Researcher Affiliation Academia 1 Max Planck Institute for Intelligent Systems, Tübingen, Germany 2 Department of Computer Science, ETH Zurich
Pseudocode Yes Algorithm 1 SMORL: Self-Supervised Multi-Object RL (Training) ... Algorithm 2 SMORL: Self-Supervised Multi-object RL (Training with Details) ... Algorithm 3 SMORL (Evaluation)
Open Source Code No Our code, as well as the multi-objects environments will be made public after the paper publication.
Open Datasets No To answer these questions, we constructed the Multi-Object Visual Push and Multi-Object Visual Rearrange environments. Both environments are based on Mu Jo Co (Todorov et al., 2012) and the Multiworld package for image-based continuous control tasks introduced by Nair et al. (2018), and contain a 7-dof Sawyer arm where the agent needs to be controlled to manipulate a variable number of small picks on a table.
Dataset Splits No No explicit statement providing specific training/validation/test dataset splits (percentages, sample counts, or predefined split citations) was found.
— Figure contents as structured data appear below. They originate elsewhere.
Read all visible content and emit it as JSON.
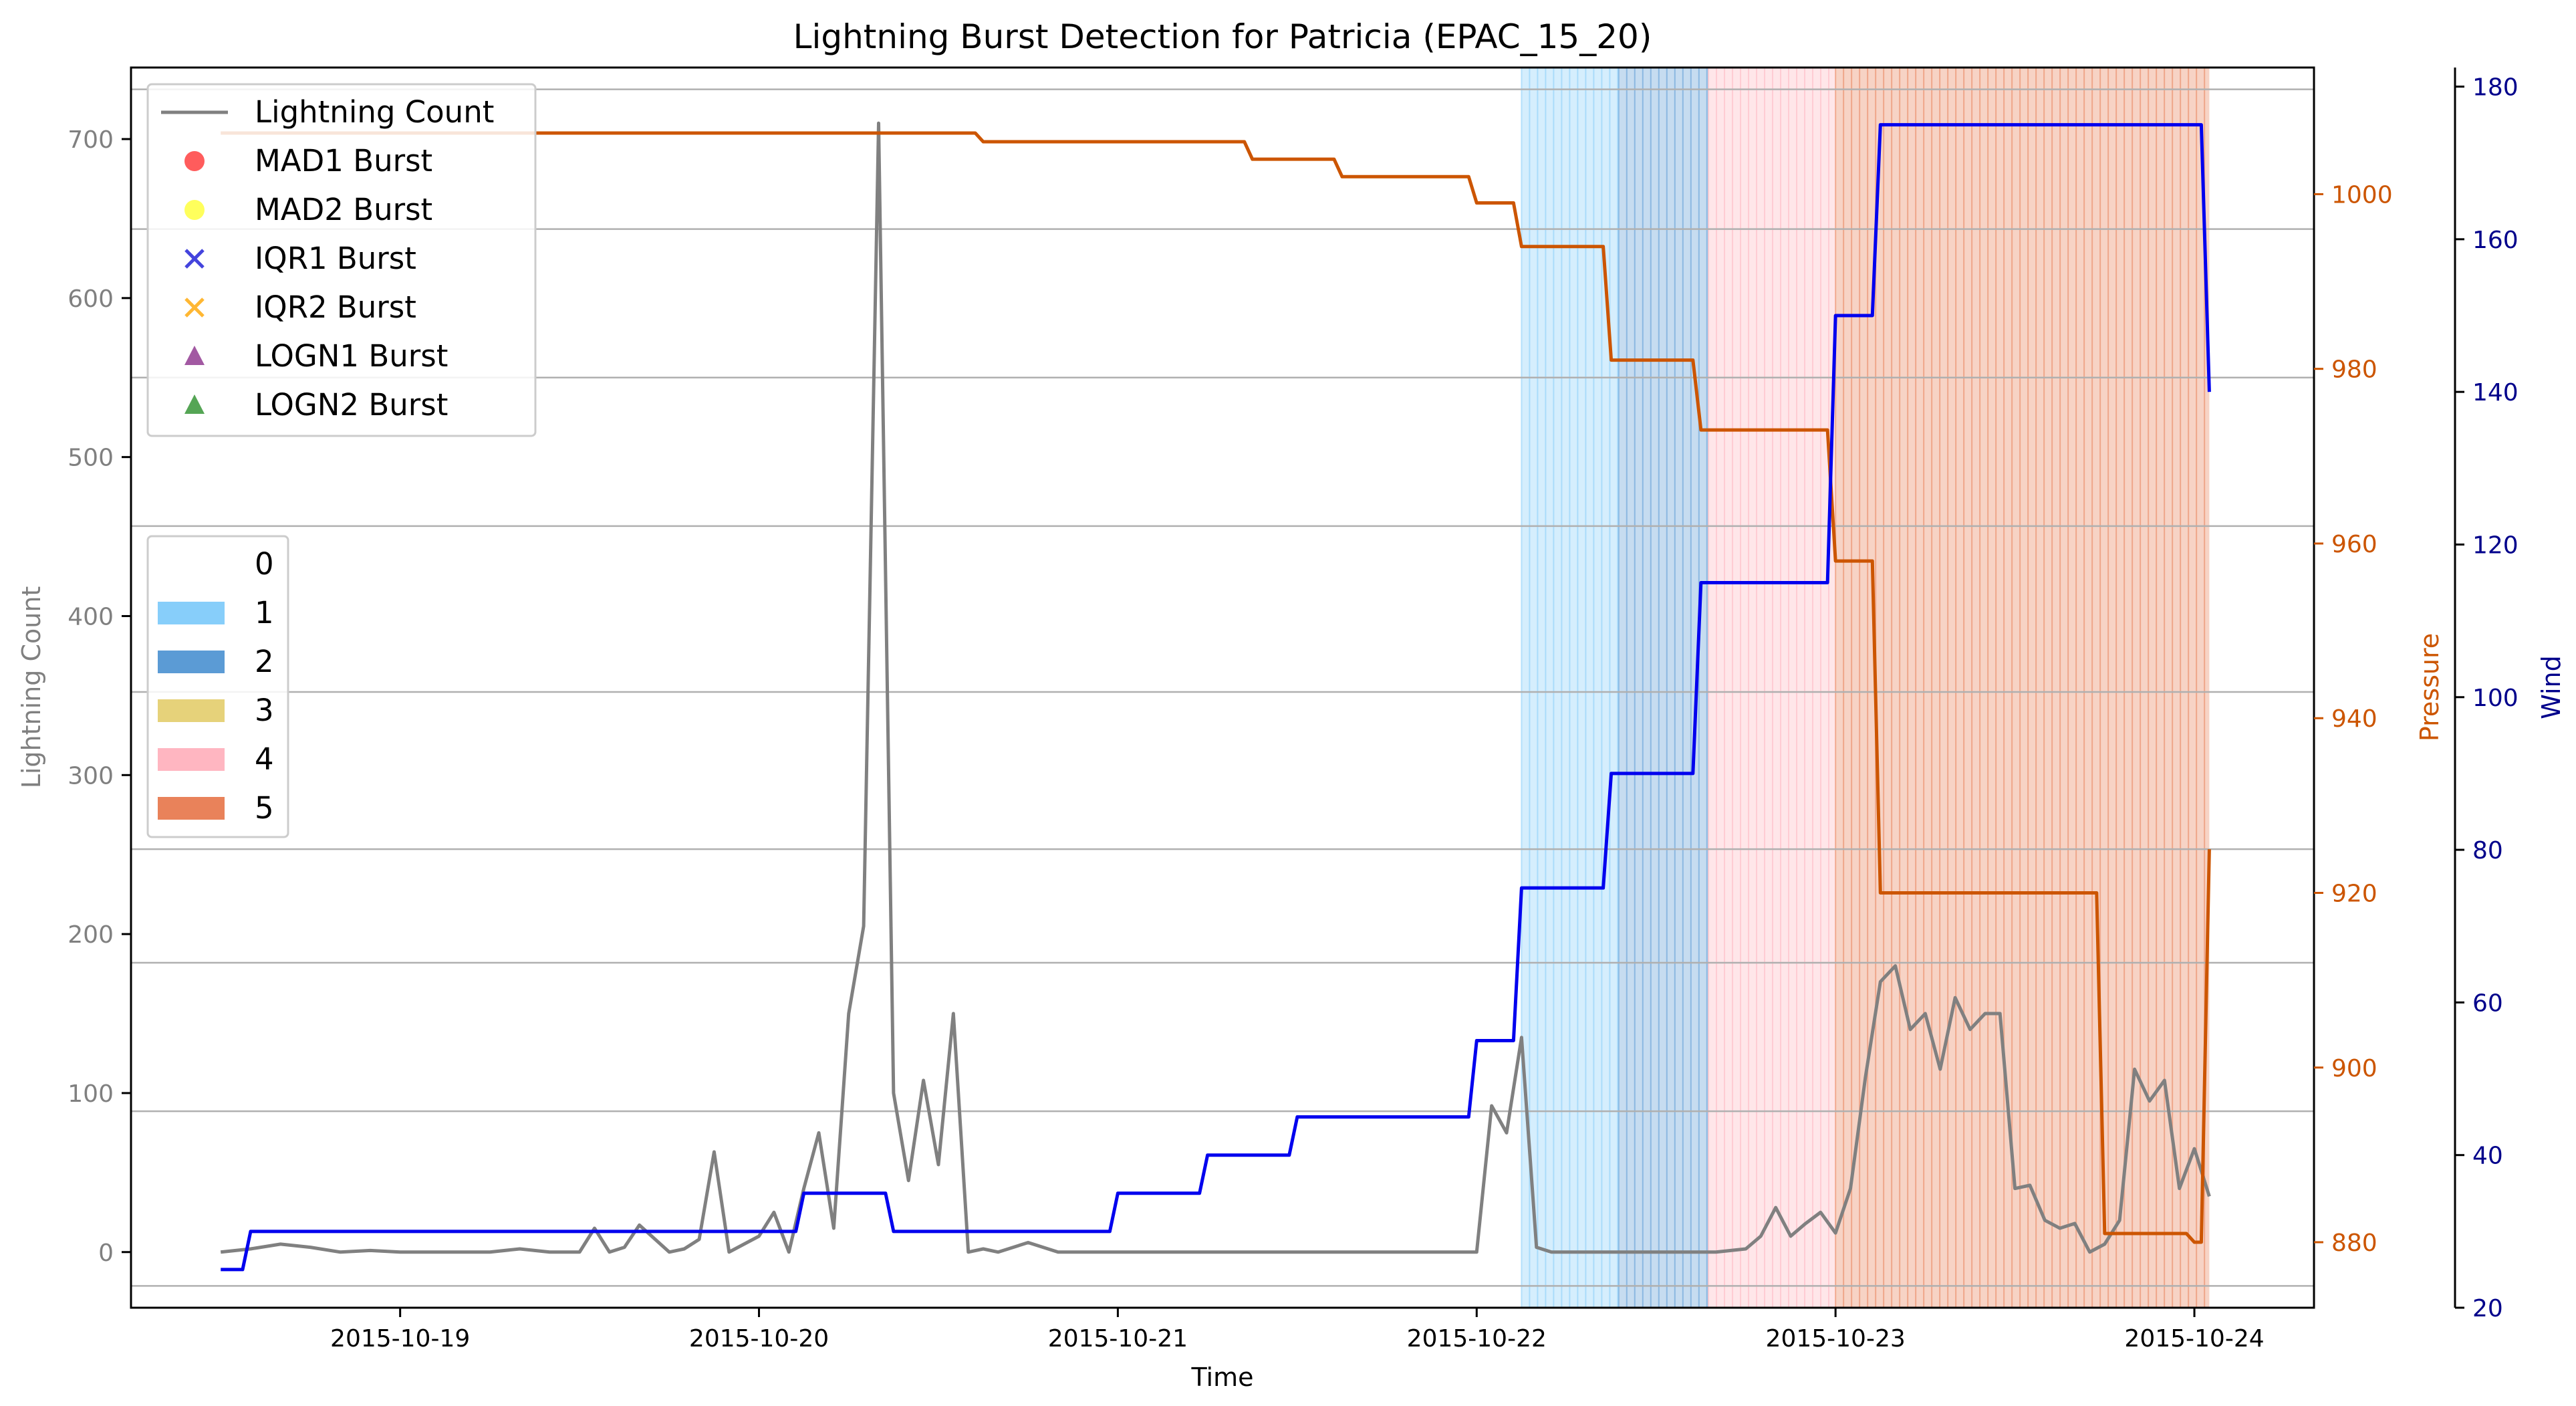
{
  "chart_data": {
    "type": "line",
    "title": "Lightning Burst Detection for Patricia (EPAC_15_20)",
    "xlabel": "Time",
    "ylabel_left": "Lightning Count",
    "ylabel_pressure": "Pressure",
    "ylabel_wind": "Wind",
    "x_range": [
      "2015-10-18 06:00",
      "2015-10-24 08:00"
    ],
    "x_ticks": [
      {
        "label": "2015-10-19",
        "value": "2015-10-19T00:00"
      },
      {
        "label": "2015-10-20",
        "value": "2015-10-20T00:00"
      },
      {
        "label": "2015-10-21",
        "value": "2015-10-21T00:00"
      },
      {
        "label": "2015-10-22",
        "value": "2015-10-22T00:00"
      },
      {
        "label": "2015-10-23",
        "value": "2015-10-23T00:00"
      },
      {
        "label": "2015-10-24",
        "value": "2015-10-24T00:00"
      }
    ],
    "left_axis": {
      "range": [
        -35,
        745
      ],
      "ticks": [
        0,
        100,
        200,
        300,
        400,
        500,
        600,
        700
      ]
    },
    "pressure_axis": {
      "range": [
        872.5,
        1014.5
      ],
      "ticks": [
        880,
        900,
        920,
        940,
        960,
        980,
        1000
      ]
    },
    "wind_axis": {
      "range": [
        20,
        182.5
      ],
      "ticks": [
        20,
        40,
        60,
        80,
        100,
        120,
        140,
        160,
        180
      ]
    },
    "grid_pressure": [
      875,
      895,
      912,
      925,
      943,
      962,
      979,
      996,
      1012
    ],
    "colors": {
      "lightning": "#808080",
      "pressure": "#cc5500",
      "wind": "#0000ee",
      "wind_axis": "#00008b",
      "cat1": "#87cefa",
      "cat2": "#5b9bd5",
      "cat3": "#e6d27a",
      "cat4": "#ffb6c1",
      "cat5": "#e9825a",
      "grid": "#b0b0b0"
    },
    "category_shading": [
      {
        "category": 1,
        "start": "2015-10-22T03:00",
        "end": "2015-10-22T09:30"
      },
      {
        "category": 2,
        "start": "2015-10-22T09:30",
        "end": "2015-10-22T15:30"
      },
      {
        "category": 4,
        "start": "2015-10-22T15:30",
        "end": "2015-10-23T00:00"
      },
      {
        "category": 5,
        "start": "2015-10-23T00:00",
        "end": "2015-10-24T01:00"
      }
    ],
    "legend_series": [
      {
        "label": "Lightning Count",
        "marker": "line",
        "color": "#808080"
      },
      {
        "label": "MAD1 Burst",
        "marker": "circle",
        "color": "#ff3333"
      },
      {
        "label": "MAD2 Burst",
        "marker": "circle",
        "color": "#ffff33"
      },
      {
        "label": "IQR1 Burst",
        "marker": "x",
        "color": "#4444dd"
      },
      {
        "label": "IQR2 Burst",
        "marker": "x",
        "color": "#ffb733"
      },
      {
        "label": "LOGN1 Burst",
        "marker": "triangle",
        "color": "#8b2f8b"
      },
      {
        "label": "LOGN2 Burst",
        "marker": "triangle",
        "color": "#2a8f2a"
      }
    ],
    "legend_categories": [
      {
        "label": "0",
        "color": "#ffffff"
      },
      {
        "label": "1",
        "color": "#87cefa"
      },
      {
        "label": "2",
        "color": "#5b9bd5"
      },
      {
        "label": "3",
        "color": "#e6d27a"
      },
      {
        "label": "4",
        "color": "#ffb6c1"
      },
      {
        "label": "5",
        "color": "#e9825a"
      }
    ],
    "series": [
      {
        "name": "Lightning Count",
        "axis": "left",
        "x": [
          "2015-10-18T12:00",
          "2015-10-18T14:00",
          "2015-10-18T16:00",
          "2015-10-18T18:00",
          "2015-10-18T20:00",
          "2015-10-18T22:00",
          "2015-10-19T00:00",
          "2015-10-19T02:00",
          "2015-10-19T04:00",
          "2015-10-19T06:00",
          "2015-10-19T08:00",
          "2015-10-19T10:00",
          "2015-10-19T12:00",
          "2015-10-19T13:00",
          "2015-10-19T14:00",
          "2015-10-19T15:00",
          "2015-10-19T16:00",
          "2015-10-19T18:00",
          "2015-10-19T19:00",
          "2015-10-19T20:00",
          "2015-10-19T21:00",
          "2015-10-19T22:00",
          "2015-10-20T00:00",
          "2015-10-20T01:00",
          "2015-10-20T02:00",
          "2015-10-20T03:00",
          "2015-10-20T04:00",
          "2015-10-20T05:00",
          "2015-10-20T06:00",
          "2015-10-20T07:00",
          "2015-10-20T08:00",
          "2015-10-20T09:00",
          "2015-10-20T10:00",
          "2015-10-20T11:00",
          "2015-10-20T12:00",
          "2015-10-20T13:00",
          "2015-10-20T14:00",
          "2015-10-20T15:00",
          "2015-10-20T16:00",
          "2015-10-20T18:00",
          "2015-10-20T20:00",
          "2015-10-21T00:00",
          "2015-10-21T06:00",
          "2015-10-21T12:00",
          "2015-10-21T18:00",
          "2015-10-22T00:00",
          "2015-10-22T01:00",
          "2015-10-22T02:00",
          "2015-10-22T03:00",
          "2015-10-22T04:00",
          "2015-10-22T05:00",
          "2015-10-22T08:00",
          "2015-10-22T12:00",
          "2015-10-22T16:00",
          "2015-10-22T18:00",
          "2015-10-22T19:00",
          "2015-10-22T20:00",
          "2015-10-22T21:00",
          "2015-10-22T22:00",
          "2015-10-22T23:00",
          "2015-10-23T00:00",
          "2015-10-23T01:00",
          "2015-10-23T02:00",
          "2015-10-23T03:00",
          "2015-10-23T04:00",
          "2015-10-23T05:00",
          "2015-10-23T06:00",
          "2015-10-23T07:00",
          "2015-10-23T08:00",
          "2015-10-23T09:00",
          "2015-10-23T10:00",
          "2015-10-23T11:00",
          "2015-10-23T12:00",
          "2015-10-23T13:00",
          "2015-10-23T14:00",
          "2015-10-23T15:00",
          "2015-10-23T16:00",
          "2015-10-23T17:00",
          "2015-10-23T18:00",
          "2015-10-23T19:00",
          "2015-10-23T20:00",
          "2015-10-23T21:00",
          "2015-10-23T22:00",
          "2015-10-23T23:00",
          "2015-10-24T00:00",
          "2015-10-24T01:00"
        ],
        "values": [
          0,
          2,
          5,
          3,
          0,
          1,
          0,
          0,
          0,
          0,
          2,
          0,
          0,
          15,
          0,
          3,
          17,
          0,
          2,
          8,
          63,
          0,
          10,
          25,
          0,
          40,
          75,
          15,
          150,
          205,
          710,
          100,
          45,
          108,
          55,
          150,
          0,
          2,
          0,
          6,
          0,
          0,
          0,
          0,
          0,
          0,
          92,
          75,
          135,
          3,
          0,
          0,
          0,
          0,
          2,
          10,
          28,
          10,
          18,
          25,
          12,
          40,
          110,
          170,
          180,
          140,
          150,
          115,
          160,
          140,
          150,
          150,
          40,
          42,
          20,
          15,
          18,
          0,
          5,
          20,
          115,
          95,
          108,
          40,
          65,
          35
        ]
      },
      {
        "name": "Pressure",
        "axis": "pressure",
        "x": [
          "2015-10-18T12:00",
          "2015-10-20T12:00",
          "2015-10-20T15:00",
          "2015-10-21T00:00",
          "2015-10-21T09:00",
          "2015-10-21T15:00",
          "2015-10-22T00:00",
          "2015-10-22T03:00",
          "2015-10-22T09:00",
          "2015-10-22T15:00",
          "2015-10-23T00:00",
          "2015-10-23T03:00",
          "2015-10-23T18:00",
          "2015-10-24T00:00",
          "2015-10-24T01:00"
        ],
        "values": [
          1007,
          1007,
          1006,
          1006,
          1004,
          1002,
          999,
          994,
          981,
          973,
          958,
          920,
          881,
          880,
          925
        ]
      },
      {
        "name": "Wind",
        "axis": "wind",
        "x": [
          "2015-10-18T12:00",
          "2015-10-18T14:00",
          "2015-10-20T03:00",
          "2015-10-20T09:00",
          "2015-10-21T00:00",
          "2015-10-21T06:00",
          "2015-10-21T12:00",
          "2015-10-22T00:00",
          "2015-10-22T03:00",
          "2015-10-22T09:00",
          "2015-10-22T15:00",
          "2015-10-23T00:00",
          "2015-10-23T03:00",
          "2015-10-24T00:00",
          "2015-10-24T01:00"
        ],
        "values": [
          25,
          30,
          35,
          30,
          35,
          40,
          45,
          55,
          75,
          90,
          115,
          150,
          175,
          175,
          140
        ]
      }
    ]
  }
}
Hardware Specification No No specific hardware details (e.g., GPU/CPU models, processor types, memory amounts) used for running experiments were provided.
Software Dependencies No The paper mentions software like Pytorch, MuJoCo, Multiworld, and Adam optimizer, but does not provide specific version numbers for these software dependencies to ensure reproducibility.
Experiment Setup Yes We refer to Table 2 for general hyper-parameters of SMORL and to Table 3 for environment specific hyper-parameters of SMORL.